Tuesday, 11 April 2017

Combating Irresponsible Mining In Ghana By Bubu Klinogo

There are fears that if care is not taken, Ghana will have to start importing drinking water in the next two decades. This is due to extensive destruction being caused water bodies following illegal mining activities popularly known as galamsey. Most water bodies are highly polluted that they can no longer be treated for consumption. This unfortunate situation has led to the shutdown of some water treatment plants in parts of the country including Ashanti, Eastern, Central and Western Regions. Also, where it is possible to treat such polluted water, it comes at a huge cost to the Ghana Water Company.

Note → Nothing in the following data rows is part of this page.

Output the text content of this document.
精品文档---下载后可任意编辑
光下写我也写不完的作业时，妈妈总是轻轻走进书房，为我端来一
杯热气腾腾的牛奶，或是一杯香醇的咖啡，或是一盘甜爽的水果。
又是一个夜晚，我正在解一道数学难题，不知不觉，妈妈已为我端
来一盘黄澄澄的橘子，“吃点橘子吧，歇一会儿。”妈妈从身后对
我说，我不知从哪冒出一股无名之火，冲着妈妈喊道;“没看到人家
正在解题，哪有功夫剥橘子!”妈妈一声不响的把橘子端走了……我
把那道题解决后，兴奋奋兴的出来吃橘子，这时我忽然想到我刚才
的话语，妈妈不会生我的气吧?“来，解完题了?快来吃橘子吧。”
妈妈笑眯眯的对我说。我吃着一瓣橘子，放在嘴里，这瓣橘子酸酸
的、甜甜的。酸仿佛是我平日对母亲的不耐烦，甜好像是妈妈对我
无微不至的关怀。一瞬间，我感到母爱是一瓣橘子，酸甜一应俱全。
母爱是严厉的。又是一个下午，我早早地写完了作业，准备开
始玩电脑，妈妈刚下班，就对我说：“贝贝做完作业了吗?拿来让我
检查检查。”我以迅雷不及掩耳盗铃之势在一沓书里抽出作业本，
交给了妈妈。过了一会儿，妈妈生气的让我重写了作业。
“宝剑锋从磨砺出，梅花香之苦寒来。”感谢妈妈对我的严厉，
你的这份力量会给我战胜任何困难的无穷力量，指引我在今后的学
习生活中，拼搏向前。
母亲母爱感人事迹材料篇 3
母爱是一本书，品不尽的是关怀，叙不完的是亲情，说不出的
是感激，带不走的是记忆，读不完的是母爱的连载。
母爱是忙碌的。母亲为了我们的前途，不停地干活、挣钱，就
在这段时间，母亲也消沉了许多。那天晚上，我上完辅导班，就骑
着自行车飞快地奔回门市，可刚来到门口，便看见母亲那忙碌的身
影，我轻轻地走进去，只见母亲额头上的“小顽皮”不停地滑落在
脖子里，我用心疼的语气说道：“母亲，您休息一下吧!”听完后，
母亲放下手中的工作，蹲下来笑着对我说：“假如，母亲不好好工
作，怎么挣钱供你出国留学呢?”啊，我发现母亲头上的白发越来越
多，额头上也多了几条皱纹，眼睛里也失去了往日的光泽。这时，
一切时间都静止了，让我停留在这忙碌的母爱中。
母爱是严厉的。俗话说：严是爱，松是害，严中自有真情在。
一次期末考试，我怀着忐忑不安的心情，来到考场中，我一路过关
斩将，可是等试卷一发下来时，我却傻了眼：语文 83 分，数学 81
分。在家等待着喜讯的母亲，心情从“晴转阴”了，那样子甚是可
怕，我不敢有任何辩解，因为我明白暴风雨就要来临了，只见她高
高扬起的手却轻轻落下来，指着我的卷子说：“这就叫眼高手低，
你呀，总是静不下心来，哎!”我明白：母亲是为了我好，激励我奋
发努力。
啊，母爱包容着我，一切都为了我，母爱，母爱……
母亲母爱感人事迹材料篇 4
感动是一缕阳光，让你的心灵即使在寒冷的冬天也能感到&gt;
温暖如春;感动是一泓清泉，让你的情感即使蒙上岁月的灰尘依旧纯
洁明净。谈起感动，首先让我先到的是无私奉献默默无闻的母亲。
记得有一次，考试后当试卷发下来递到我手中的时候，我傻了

In view of the threat posed by illegal mining, all hands need to be on deck to fight the menace to rescue the nation from future water shortage. Reports that influential people including chiefs, politicians and security operatives are neck deep in galamsey is worrying. The looming water crisis and food shortage as a result of destruction of water bodies and farmlands should send signals to the influential people involved in galamsey that they cannot sacrifice the collective national interest for their selfish gains.

There must be some lessons from the work of the past inter-ministerial task force on galamsey which saw huge financial and human resources committed to that exercise. The revelation by the Minister of Lands and Forestry, John Peter Amewu that drones will be deployed to augment efforts to effectively combat illegal mining is refreshing. This laudable initiative and others backed by political will and strict enforcement of the appropriate laws are required to make any effort at tackling galamsey sustainable.

Let us discourage the practice where influential people engaged in illegal mining when arrested, are released almost immediately, not because there is no evidence against them, but because they are highly connected. In most instances, members of the security agencies simply take money from them and shield them. When it comes to galamsey, Chinese are the single largest group of foreigners involved. Is it sheer coincidence that at this time when there is intensified campaign against galamsey, a Chinese entrepreneur in Ghana donated GH¢50,000.00 to the police administration? Our political, security and traditional leaders should be guided by recent revelations by a former minister for Environment, Lands and Natural Resources, Alhaji Inusah Fuseini, that a high-powered Chinese delegation had once attempted to bribe him with the sponsorship of his child to the best schools in order to allow them to continue mining. The fight against galamsey must not be converted into electoral fortunes. It requires the support of a government that is looking at the next generation rather than the next election.

Apart from environmental degradation and other negative impacts, it is estimated that Ghana also lost $2.3 billion in gold revenue due to illegal mining. Which money could have been used for national development. We cannot allow this to continue. Let us adopt a naming and shaming posture. One potent vehicle to advance this agenda is the media. It is therefore refreshing that some selected media organisations including the Ghana Broadcasting Corporation have formed a coalition against illegal mining. The campaign must nevertheless not remain in Accra or just in the media. They must go to the ground and speak directly to those involved in the practice.

It is important for the youths to also get actively involved in this fight. Instead of allowing heavily built body people to torment and harass fellow citizens, it will be more useful and productive to direct their energies towards the fight against illegal mining.Who knows, the presence of these machomen alone may scare galamseyers. It is worth considering the argument for an alternative source of livelihood for operators of galamsey. Ordinarily, one should not be concerned with any alternative for people engaged in criminal activities. But the sheer number of people involved makes it a necessary evil to consider. Farming readily comes to mind. That is one sector that can absorb all the illegal miners and even more especially at this time when government is implementing the planting for food programme. The cocoa sector must also be made attractive so that instead of cocoa farmers giving parts of their land for galamsey, they can cultivate them to boost production.

Again, it will be important for the authorities to consider an immediate moratorium on the granting of new mining concessions. The hard truth is it doesn't matter where you are. You may not be living in a mining area, but the devastating effects of illegal mining go beyond the mining communities. Galamsey is a national security threat. We have to either join hands in ending it, or allow it to consume us.

Say no to galamsey, protect our environment.